The issue became more personal for her recently, when the person her son sat next to in chemistry class committed suicide. “I’ve been doing this work for a long time and quoting the statistics that students are being stressed, teachers are being stressed, and it is real close to home now,” Dr. Noble said. She went on to say that she wants to see a different, mindfulness-based assessment of teachers where instructors would be evaluated on the holistic positive culture that they cultivate in the classroom.

Many BCA students are doubtful. A sophomore who preferred to remain anonymous said that the Mindfulness Center should do more if it is to have an impact. “If we actually want to see change, in the way mindfulness helps us and reap of all its benefits, we actually have to proactively change our culture, and that won’t be easy at all. We could barely change racist culture to end segregation and slavery, how are we going to get people to accept mindfulness fully?” the student asked.

“I’ve never even been in the Mindfulness Center,” says Simi Sylvester, a junior. “I think the school administration needs to do more so that everyone can have a chance to experience it. I think if everyone was actively in it, we would have a much healthier school culture, be less stressed and just be happier.”

Other students are opposed to it, believing that mindfulness is too trivial or spiritual. Some psychologists assert that mindfulness has downsides. According to one, Dr. Utpal Dholakia, mindfulness practices may have adverse results such as depersonalization (feeling detached from one’s mental processes or body) or psychosis (loss of contact with reality) with delusions, hallucinations and disorganized speech, feelings of anxiety, an increased risk of seizures, loss of appetite and bad decision making.

“Many variations of mindfulness practice involve putting down mental baggage by separating ourselves from our thoughts, and then discarding thoughts that are seen as negative or harmful. But what if the same thing is done for positive thoughts? The world is not black and white,” he says.

In response, Dr. Noble asks what would happen if we neglect mindfulness altogether. “The idea of contemplative practice and meditation has been with us for thousands of years, and I think we just really haven’t fully embraced it in the school system. We need to remove ourselves from the idea that this is infusing religion or any one religion in our classrooms. We need to ask ourselves what happens if we don’t do this. Are we prepared to listen to another school shooting? To another classroom in lockdown? Another young life lost because we failed to act?”

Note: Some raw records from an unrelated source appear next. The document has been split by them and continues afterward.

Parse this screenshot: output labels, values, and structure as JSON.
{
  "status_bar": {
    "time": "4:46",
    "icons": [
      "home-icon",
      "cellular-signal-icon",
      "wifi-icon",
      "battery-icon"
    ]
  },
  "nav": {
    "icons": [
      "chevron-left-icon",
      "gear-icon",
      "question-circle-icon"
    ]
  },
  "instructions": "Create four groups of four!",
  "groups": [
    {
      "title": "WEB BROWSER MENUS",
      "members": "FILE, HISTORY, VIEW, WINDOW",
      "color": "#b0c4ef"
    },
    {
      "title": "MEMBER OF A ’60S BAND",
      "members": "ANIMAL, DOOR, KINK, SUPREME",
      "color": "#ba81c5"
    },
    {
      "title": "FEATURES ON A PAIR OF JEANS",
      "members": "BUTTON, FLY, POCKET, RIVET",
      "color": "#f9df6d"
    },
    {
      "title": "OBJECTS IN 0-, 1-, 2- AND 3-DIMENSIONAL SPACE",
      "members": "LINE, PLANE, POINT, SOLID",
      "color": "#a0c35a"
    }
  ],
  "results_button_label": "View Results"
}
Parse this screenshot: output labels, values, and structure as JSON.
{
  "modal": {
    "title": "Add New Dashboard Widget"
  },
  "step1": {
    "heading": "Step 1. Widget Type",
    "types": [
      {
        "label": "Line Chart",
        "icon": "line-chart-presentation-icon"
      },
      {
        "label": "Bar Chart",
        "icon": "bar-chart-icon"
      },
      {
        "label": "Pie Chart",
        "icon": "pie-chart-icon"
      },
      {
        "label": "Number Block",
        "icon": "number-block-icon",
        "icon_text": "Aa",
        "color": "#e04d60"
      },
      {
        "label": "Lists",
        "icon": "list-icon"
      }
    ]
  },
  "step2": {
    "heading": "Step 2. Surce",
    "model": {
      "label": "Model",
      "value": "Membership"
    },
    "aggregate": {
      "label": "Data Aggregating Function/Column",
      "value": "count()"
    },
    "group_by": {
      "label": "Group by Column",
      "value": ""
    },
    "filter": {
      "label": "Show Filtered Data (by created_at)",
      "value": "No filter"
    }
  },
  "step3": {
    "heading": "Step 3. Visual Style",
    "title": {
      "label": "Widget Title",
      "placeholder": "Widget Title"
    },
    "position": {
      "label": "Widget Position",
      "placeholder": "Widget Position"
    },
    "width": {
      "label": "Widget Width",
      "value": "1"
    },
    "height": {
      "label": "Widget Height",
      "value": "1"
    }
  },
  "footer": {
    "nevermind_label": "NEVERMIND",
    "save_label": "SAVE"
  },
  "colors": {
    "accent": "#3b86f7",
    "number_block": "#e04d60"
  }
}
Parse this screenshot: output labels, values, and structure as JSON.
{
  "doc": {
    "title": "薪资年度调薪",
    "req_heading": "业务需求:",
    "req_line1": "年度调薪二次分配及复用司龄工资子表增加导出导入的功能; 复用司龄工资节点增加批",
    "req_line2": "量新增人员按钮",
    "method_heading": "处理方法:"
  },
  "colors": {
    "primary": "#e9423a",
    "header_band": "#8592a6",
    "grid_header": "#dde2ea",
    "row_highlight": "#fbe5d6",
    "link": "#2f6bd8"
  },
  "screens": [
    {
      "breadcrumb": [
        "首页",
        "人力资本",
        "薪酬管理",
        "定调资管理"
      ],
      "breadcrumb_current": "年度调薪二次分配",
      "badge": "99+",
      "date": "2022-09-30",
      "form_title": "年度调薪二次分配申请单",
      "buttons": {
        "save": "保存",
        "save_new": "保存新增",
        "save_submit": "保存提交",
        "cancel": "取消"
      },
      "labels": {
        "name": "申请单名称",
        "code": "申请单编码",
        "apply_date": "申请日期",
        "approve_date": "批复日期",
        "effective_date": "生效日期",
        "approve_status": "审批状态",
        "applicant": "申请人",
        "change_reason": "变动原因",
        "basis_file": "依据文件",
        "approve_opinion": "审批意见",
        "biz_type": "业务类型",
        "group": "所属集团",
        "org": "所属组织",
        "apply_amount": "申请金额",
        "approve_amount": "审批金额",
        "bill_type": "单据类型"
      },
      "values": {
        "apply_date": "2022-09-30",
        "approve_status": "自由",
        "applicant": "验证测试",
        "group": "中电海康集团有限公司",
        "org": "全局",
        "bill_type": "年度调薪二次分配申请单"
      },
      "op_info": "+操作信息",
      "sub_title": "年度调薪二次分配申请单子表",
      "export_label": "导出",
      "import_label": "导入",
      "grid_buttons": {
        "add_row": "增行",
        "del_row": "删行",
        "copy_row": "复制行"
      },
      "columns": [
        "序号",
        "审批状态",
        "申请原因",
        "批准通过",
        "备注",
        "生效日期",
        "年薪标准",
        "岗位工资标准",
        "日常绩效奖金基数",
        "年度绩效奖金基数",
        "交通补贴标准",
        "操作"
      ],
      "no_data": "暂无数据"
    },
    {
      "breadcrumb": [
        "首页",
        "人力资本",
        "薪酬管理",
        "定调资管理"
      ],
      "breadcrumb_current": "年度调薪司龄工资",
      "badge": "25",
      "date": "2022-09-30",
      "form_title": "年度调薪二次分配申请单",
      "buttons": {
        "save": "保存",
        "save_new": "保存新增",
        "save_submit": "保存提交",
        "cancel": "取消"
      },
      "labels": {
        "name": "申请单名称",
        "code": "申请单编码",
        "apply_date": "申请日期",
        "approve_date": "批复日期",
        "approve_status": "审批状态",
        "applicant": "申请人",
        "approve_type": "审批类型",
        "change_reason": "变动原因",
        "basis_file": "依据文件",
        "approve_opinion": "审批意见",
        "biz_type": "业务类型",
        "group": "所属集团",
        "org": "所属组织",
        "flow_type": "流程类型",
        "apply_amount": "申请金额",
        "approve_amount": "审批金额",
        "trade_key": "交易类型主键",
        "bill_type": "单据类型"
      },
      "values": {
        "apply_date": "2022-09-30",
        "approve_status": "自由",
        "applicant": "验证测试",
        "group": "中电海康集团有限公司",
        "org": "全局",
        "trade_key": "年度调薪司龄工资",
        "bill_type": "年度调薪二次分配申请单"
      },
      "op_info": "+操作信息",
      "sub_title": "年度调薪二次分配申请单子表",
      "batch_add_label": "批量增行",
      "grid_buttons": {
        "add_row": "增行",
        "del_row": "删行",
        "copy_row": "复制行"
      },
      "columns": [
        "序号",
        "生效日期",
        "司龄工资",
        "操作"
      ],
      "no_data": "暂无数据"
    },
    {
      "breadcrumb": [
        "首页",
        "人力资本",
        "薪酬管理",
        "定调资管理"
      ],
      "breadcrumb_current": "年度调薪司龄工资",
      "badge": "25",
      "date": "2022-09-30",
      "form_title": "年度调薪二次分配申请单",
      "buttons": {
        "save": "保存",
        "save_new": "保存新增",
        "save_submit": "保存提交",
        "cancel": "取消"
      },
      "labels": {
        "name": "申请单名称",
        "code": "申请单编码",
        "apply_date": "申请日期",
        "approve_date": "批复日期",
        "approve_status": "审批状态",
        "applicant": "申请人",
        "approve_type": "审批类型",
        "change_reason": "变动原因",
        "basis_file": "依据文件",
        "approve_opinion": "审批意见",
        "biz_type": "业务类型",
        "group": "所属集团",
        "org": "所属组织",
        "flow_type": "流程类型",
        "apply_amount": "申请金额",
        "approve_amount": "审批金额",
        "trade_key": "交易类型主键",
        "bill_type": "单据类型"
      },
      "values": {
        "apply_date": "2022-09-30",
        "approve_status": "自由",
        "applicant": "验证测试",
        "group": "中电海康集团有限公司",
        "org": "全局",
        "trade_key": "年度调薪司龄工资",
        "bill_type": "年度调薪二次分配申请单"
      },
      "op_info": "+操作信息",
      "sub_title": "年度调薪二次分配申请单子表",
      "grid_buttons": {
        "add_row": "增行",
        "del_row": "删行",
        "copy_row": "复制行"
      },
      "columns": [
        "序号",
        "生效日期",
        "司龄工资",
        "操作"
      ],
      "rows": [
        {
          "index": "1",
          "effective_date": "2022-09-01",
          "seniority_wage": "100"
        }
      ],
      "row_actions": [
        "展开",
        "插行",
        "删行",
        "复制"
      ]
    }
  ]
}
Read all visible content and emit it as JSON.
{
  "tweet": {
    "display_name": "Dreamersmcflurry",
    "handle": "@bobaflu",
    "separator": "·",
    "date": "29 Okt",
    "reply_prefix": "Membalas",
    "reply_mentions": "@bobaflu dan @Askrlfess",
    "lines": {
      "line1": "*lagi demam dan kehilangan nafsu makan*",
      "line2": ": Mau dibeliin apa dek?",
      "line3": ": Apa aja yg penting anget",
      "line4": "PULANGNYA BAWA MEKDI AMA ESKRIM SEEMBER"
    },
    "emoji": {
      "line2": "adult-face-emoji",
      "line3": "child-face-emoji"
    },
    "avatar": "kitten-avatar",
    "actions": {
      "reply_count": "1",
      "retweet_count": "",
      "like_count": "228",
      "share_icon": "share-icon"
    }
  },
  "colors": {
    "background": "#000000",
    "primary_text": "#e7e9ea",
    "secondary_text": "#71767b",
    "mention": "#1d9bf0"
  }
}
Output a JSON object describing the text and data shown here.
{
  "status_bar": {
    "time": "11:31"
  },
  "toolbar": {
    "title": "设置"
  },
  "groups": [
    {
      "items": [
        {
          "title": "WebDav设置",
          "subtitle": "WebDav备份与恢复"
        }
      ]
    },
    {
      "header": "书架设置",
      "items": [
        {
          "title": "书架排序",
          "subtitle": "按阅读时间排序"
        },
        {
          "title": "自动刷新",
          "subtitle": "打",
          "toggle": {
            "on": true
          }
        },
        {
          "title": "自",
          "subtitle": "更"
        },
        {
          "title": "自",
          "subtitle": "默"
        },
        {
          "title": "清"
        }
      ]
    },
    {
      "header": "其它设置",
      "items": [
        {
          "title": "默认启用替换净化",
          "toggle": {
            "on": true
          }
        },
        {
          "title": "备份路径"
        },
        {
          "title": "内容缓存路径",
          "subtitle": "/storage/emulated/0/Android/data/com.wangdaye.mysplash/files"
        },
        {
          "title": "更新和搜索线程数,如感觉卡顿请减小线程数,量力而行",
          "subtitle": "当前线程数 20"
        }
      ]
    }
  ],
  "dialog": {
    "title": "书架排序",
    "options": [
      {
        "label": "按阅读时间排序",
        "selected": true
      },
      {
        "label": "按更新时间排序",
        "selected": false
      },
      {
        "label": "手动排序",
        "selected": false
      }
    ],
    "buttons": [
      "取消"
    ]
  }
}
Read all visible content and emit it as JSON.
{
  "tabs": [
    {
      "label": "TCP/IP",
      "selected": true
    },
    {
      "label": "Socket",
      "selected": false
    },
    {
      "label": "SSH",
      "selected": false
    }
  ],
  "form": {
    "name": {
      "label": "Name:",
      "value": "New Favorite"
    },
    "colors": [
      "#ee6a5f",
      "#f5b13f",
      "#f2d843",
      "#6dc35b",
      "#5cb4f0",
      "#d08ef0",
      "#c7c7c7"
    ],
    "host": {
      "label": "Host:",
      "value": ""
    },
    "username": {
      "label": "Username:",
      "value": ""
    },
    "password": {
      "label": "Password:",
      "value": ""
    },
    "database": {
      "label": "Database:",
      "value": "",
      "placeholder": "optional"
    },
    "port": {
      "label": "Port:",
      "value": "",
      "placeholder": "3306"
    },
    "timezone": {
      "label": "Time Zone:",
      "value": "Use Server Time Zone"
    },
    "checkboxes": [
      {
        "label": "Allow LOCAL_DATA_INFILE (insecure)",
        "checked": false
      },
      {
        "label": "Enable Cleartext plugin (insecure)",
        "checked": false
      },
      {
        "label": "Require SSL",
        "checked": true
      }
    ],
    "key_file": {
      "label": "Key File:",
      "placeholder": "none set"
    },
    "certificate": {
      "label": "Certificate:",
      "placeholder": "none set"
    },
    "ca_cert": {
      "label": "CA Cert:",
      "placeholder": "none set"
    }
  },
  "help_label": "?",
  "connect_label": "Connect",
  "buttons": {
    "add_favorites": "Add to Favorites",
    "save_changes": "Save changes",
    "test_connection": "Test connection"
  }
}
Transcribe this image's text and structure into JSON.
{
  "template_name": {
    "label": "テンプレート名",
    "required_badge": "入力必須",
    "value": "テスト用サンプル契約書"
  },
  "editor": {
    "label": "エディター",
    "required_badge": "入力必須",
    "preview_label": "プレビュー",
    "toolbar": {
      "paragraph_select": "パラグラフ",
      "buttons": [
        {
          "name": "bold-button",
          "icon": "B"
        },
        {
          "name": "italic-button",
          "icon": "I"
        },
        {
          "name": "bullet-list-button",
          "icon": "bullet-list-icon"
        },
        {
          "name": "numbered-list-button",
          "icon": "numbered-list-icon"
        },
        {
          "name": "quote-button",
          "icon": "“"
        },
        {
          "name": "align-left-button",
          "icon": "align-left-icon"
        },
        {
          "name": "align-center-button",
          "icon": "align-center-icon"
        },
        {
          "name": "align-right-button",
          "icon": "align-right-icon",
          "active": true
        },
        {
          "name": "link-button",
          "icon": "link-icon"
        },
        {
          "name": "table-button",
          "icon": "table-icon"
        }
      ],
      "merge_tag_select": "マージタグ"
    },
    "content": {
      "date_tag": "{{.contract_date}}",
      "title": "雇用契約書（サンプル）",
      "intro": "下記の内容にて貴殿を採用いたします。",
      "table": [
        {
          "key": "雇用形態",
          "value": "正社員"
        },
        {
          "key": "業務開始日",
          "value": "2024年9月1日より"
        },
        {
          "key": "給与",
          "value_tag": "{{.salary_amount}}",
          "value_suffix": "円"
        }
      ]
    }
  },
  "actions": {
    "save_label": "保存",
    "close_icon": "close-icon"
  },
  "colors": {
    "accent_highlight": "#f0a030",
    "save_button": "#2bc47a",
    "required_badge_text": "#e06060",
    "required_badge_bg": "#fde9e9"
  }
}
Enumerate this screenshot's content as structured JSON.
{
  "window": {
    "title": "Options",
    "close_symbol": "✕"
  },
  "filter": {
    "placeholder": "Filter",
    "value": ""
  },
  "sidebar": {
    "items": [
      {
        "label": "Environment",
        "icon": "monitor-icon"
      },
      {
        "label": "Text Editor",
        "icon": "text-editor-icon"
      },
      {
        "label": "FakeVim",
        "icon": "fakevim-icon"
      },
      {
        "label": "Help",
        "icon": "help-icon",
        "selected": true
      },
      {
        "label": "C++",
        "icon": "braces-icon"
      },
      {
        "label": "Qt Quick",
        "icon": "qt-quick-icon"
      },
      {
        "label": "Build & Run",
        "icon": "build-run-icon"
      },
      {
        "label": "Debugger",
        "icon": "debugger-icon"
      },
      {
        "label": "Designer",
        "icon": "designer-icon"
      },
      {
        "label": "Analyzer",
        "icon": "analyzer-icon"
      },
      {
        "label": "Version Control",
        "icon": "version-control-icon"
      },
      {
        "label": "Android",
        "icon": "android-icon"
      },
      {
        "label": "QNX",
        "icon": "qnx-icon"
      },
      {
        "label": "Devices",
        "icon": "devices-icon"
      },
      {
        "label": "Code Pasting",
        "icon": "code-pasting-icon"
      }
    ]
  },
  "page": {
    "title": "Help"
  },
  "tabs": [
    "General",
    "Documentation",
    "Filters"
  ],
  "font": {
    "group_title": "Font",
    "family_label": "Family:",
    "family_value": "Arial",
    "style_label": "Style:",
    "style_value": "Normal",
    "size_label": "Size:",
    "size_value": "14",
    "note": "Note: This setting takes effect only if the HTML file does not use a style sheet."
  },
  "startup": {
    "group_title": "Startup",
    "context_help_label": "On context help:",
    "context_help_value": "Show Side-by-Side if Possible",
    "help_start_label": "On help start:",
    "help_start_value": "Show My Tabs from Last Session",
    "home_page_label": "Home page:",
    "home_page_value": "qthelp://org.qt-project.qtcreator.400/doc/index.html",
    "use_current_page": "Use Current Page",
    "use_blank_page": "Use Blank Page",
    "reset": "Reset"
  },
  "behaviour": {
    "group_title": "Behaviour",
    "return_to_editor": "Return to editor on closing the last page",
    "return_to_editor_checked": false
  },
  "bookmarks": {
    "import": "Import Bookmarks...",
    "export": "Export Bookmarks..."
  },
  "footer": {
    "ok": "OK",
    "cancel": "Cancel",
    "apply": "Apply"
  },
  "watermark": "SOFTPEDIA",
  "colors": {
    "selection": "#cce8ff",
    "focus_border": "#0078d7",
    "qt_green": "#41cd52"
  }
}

Certainly, if the scholarly world is any indication, mindfulness is a spreading notion and could change society as we know it. Already, in Ditmas Park people practice mindfulness exercises on their porches, inviting neighbors and members of the community to come and participate. Some apartment buildings, businesses such as Google and colleges like UCLA have wellness or mindfulness rooms. In the end, mindfulness is knocking on the doors of our homes, schools and jobs. The question is, will we open the door and let mindfulness in?

Dr. Noble thinks we should: “With the Internet

and our culture, we’re so on together, but we’re actually disconnected, and mindfulness is a way for us to turn in so we can turn out and connect.”